Wir haben in dieser Legislaturperiode fünf Jahre verloren, um die Ausländerbehörde und ihre Aufgaben sinnvoll umzugestalten, zu reformieren und in eine Art Willkommensbehörde umzugestalten bzw. das bei anderen Behörden einzugliedern. Wir fordern, diese Reform

(Präsident Ralf Wieland)

schneller zu machen, und deswegen haben wir im letzten Jahr diesen Antrag eingebracht, denn das Problem bleibt leider groß.

Beispiel 1, Ermessensspielräume: Die Ausländerbehörde hat leider den Fokus zu sehr auf hochqualifizierte Menschen, sogenannte High-Potentials. Diese werden anders behandelt als z. B. Menschen in prekärer Situation. Deswegen wäre es sinnvoll, wenn wir ausnutzen, dass die Behörde schnellstmöglich den Zugang zu sozialer und ökonomischer Teilhabe an der Gesellschaft in den Bereichen Arbeit und Hochschule gewährleistet und deswegen also ihre Ermessensspielräume auch stärker ausnutzt. – Das ist ein Teil der Forderung von uns.

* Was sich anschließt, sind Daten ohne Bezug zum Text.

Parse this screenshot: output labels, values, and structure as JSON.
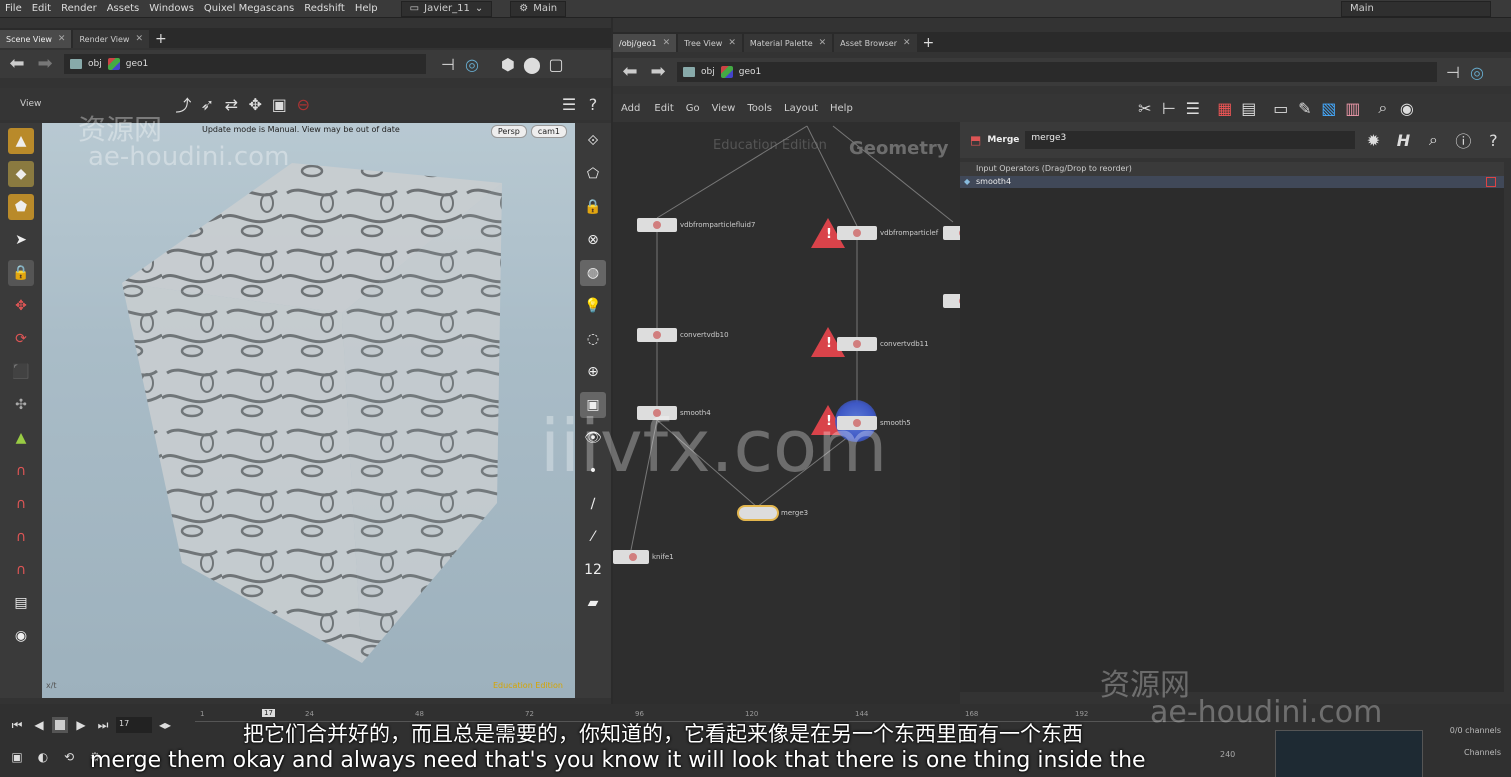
{
  "menu": [
    "File",
    "Edit",
    "Render",
    "Assets",
    "Windows",
    "Quixel Megascans",
    "Redshift",
    "Help"
  ],
  "desktop": "Javier_11",
  "left_desktop": "Main",
  "right_desktop": "Main",
  "left_tabs": [
    "Scene View",
    "Render View"
  ],
  "path_left": {
    "obj": "obj",
    "geo": "geo1"
  },
  "view_label": "View",
  "viewport": {
    "status": "Update mode is Manual. View may be out of date",
    "persp": "Persp",
    "cam": "cam1",
    "corner": "x/t",
    "edition": "Education Edition"
  },
  "right_tabs": [
    "/obj/geo1",
    "Tree View",
    "Material Palette",
    "Asset Browser"
  ],
  "path_right": {
    "obj": "obj",
    "geo": "geo1"
  },
  "network_menu": [
    "Add",
    "Edit",
    "Go",
    "View",
    "Tools",
    "Layout",
    "Help"
  ],
  "network": {
    "title": "Geometry",
    "edition": "Education Edition",
    "nodes": [
      "vdbfromparticlefluid7",
      "vdbfromparticlef",
      "convertvdb10",
      "convertvdb11",
      "smooth4",
      "smooth5",
      "merge3",
      "knife1"
    ]
  },
  "params": {
    "type": "Merge",
    "name": "merge3",
    "list_header": "Input Operators (Drag/Drop to reorder)",
    "items": [
      "smooth4"
    ]
  },
  "timeline": {
    "frame": "17",
    "current": "17",
    "ticks": [
      "1",
      "24",
      "48",
      "72",
      "96",
      "120",
      "144",
      "168",
      "192"
    ],
    "channels": "0/0 channels",
    "channels2": "Channels",
    "end": "240"
  },
  "subtitles": {
    "cn": "把它们合并好的，而且总是需要的，你知道的，它看起来像是在另一个东西里面有一个东西",
    "en": "merge them okay and always need that's you know it will look that there is one thing inside the"
  },
  "watermarks": {
    "site_cn": "资源网",
    "site": "ae-houdini.com",
    "center": "iiivfx.com"
  },
  "colors": {
    "accent": "#e3b64e",
    "warn": "#d9434a",
    "edu": "#d6a500"
  }
}
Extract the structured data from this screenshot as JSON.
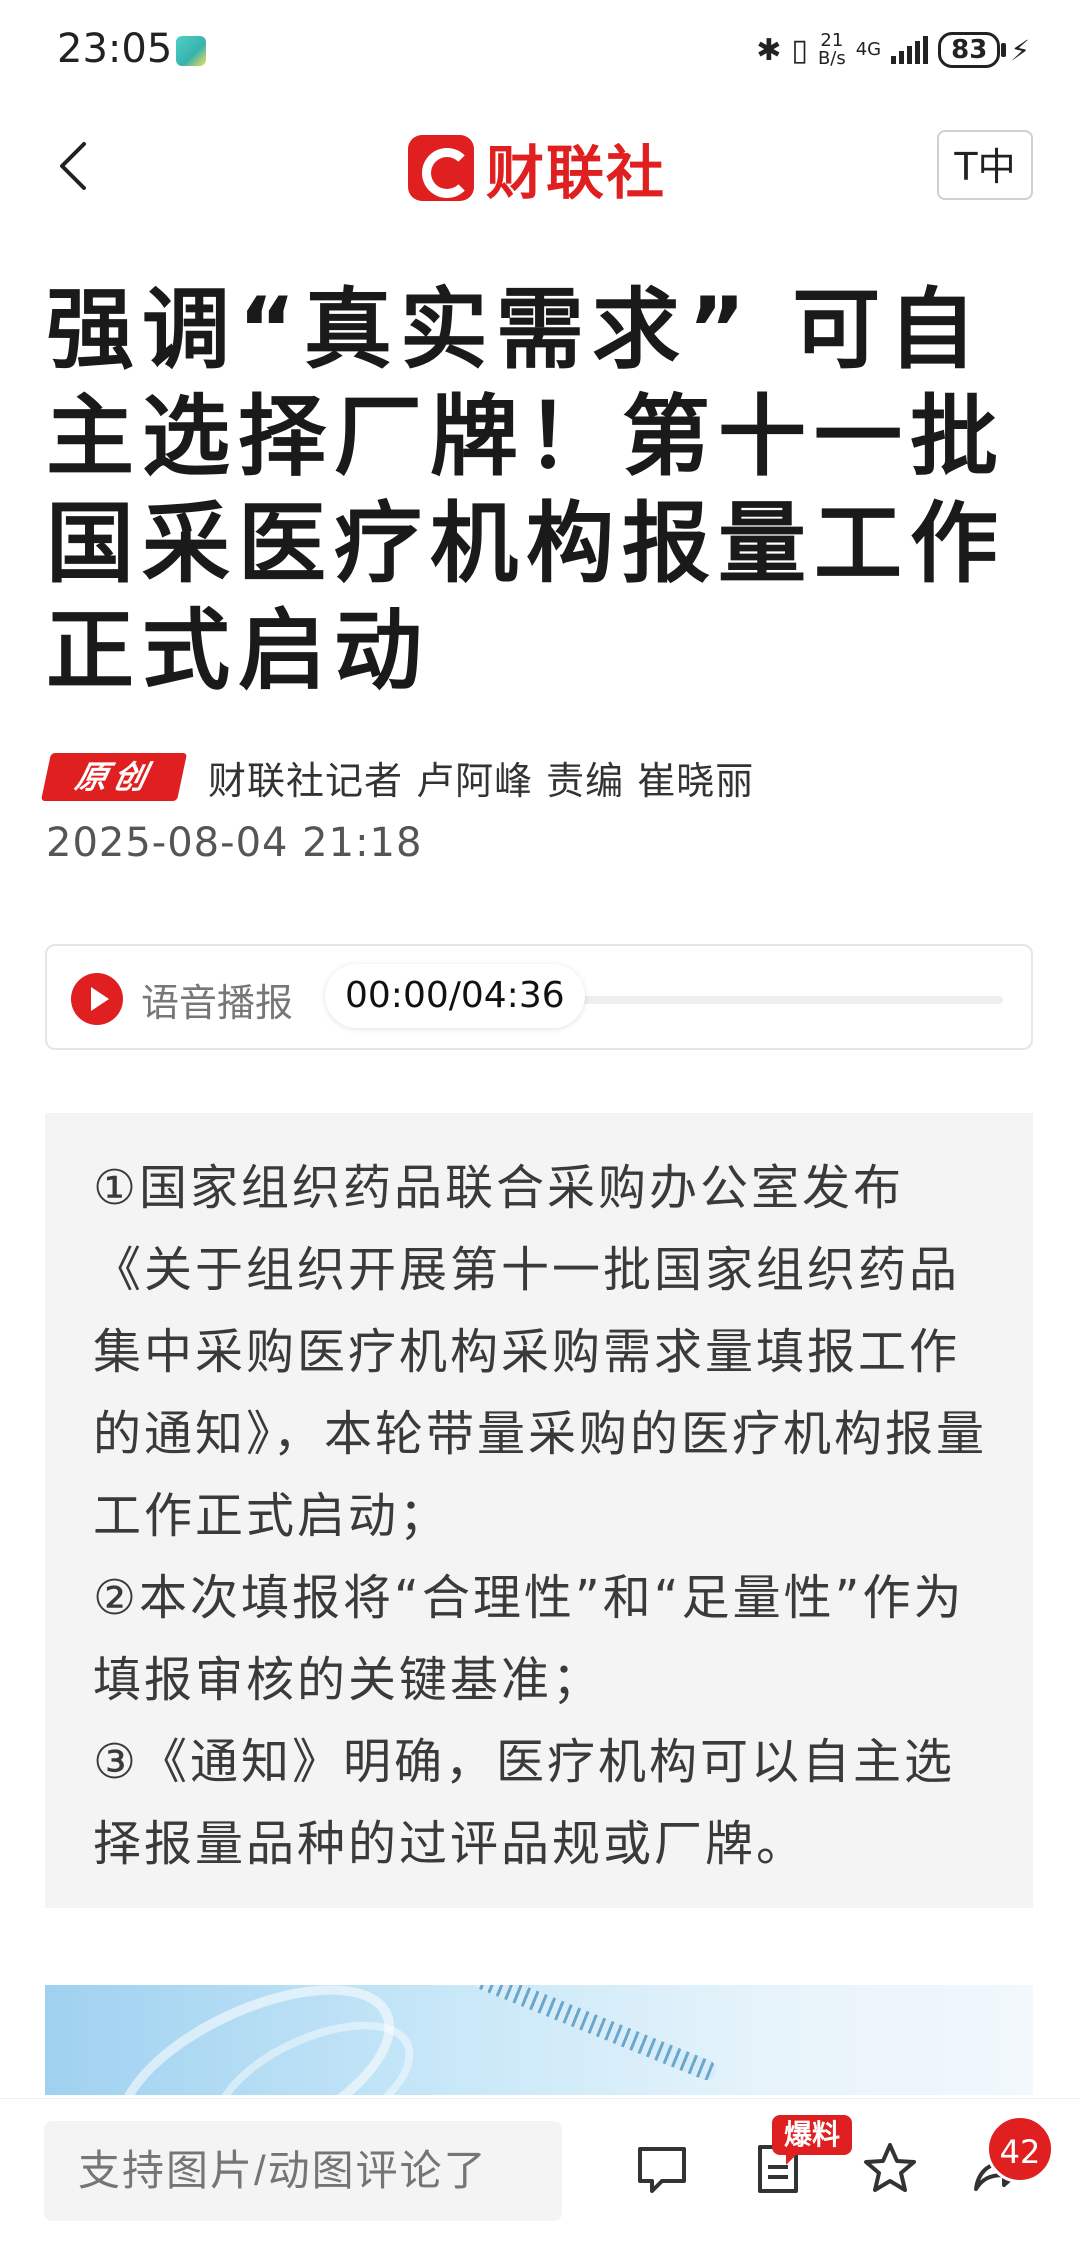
{
  "status_bar": {
    "time": "23:05",
    "net_speed": "21\nB/s",
    "net_type": "4G",
    "battery": "83"
  },
  "nav": {
    "logo_text": "财联社",
    "font_button": "T中"
  },
  "article": {
    "title": "强调“真实需求” 可自主选择厂牌！第十一批国采医疗机构报量工作正式启动",
    "badge": "原创",
    "byline": "财联社记者 卢阿峰  责编 崔晓丽",
    "date": "2025-08-04 21:18"
  },
  "audio": {
    "label": "语音播报",
    "time": "00:00/04:36",
    "progress": 0
  },
  "summary": [
    "①国家组织药品联合采购办公室发布《关于组织开展第十一批国家组织药品集中采购医疗机构采购需求量填报工作的通知》，本轮带量采购的医疗机构报量工作正式启动；",
    "②本次填报将“合理性”和“足量性”作为填报审核的关键基准；",
    "③《通知》明确，医疗机构可以自主选择报量品种的过评品规或厂牌。"
  ],
  "bottom_bar": {
    "comment_placeholder": "支持图片/动图评论了",
    "tip_badge": "爆料",
    "share_count": "42"
  },
  "colors": {
    "brand_red": "#e02020",
    "summary_bg": "#f4f4f4"
  },
  "icons": [
    "back-arrow-icon",
    "comment-icon",
    "document-icon",
    "star-icon",
    "share-icon",
    "bluetooth-icon",
    "signal-icon",
    "charging-icon"
  ]
}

Beispiel 2, Beirat: Die Ausländerbehörde hat nur sporadisch Kontakt zu verschiedenen NGOs aus den Bereichen, für die sie zuständig ist. Deswegen ist unsere Forderung, einen Beirat für die Ausländerbehörde aus Migrations- und Nichtregierungsorganisationen, Bezirken und Senatsverwaltung zu bilden, die den Prozess des weiteren Umbaus dann auch begleiten.

Beispiel 3, Beschwerdestelle: Das derzeitige Beschwerdemanagement wird den Anforderungen nicht gerecht. Lediglich ein geringer Teil der Beschwerden wird als berechtigt eingestuft, und meiner Auffassung nach liegt die Anzahl der Beschwerden auch daran, dass sich viele potenzielle Antragsteller eben keinen Erfolg versprechen und deswegen auch keine Anfrage stellen. Insofern gibt es da einen Verbesserungsbedarf in der Praxis, und daraus folgt die Notwendigkeit einer zentralen, unabhängigen Beschwerdestelle innerhalb bzw. an der Seite der Ausländerbehörde. Das wäre dann ein zentraler Bestandteil der serviceorientierten und kundenfreundlichen Ausrichtung einer neuorganisierten Ausländerbehörde. Diese Beschwerdestelle soll die Beschwerden natürlich nicht nur aufnehmen, sondern auch dokumentieren und ihnen nachgehen und die Ergebnisse dann jährlich in einem Bericht veröffentlichen.

Wir haben unsere Vorschläge auch finanziell unterfüttert: Wir haben dazu im Rahmen der Haushaltsberatung Vorschläge gemacht. Wir haben vorgeschlagen, dass man sich an dem gemeinsamen Kompetenz- und Dienstleistungszentrum auf dem Gebiet der polizeilichen Kommunikationsüberwachung, also diesem Überwachungszentrum, einfach nicht beteiligt und dann die Mittel aus dem Kapitel 0543 unter anderem zur Gegenfinanzierung der Neuorganisation der Ausländerbehörde verwendet. Leider haben Sie das abgelehnt.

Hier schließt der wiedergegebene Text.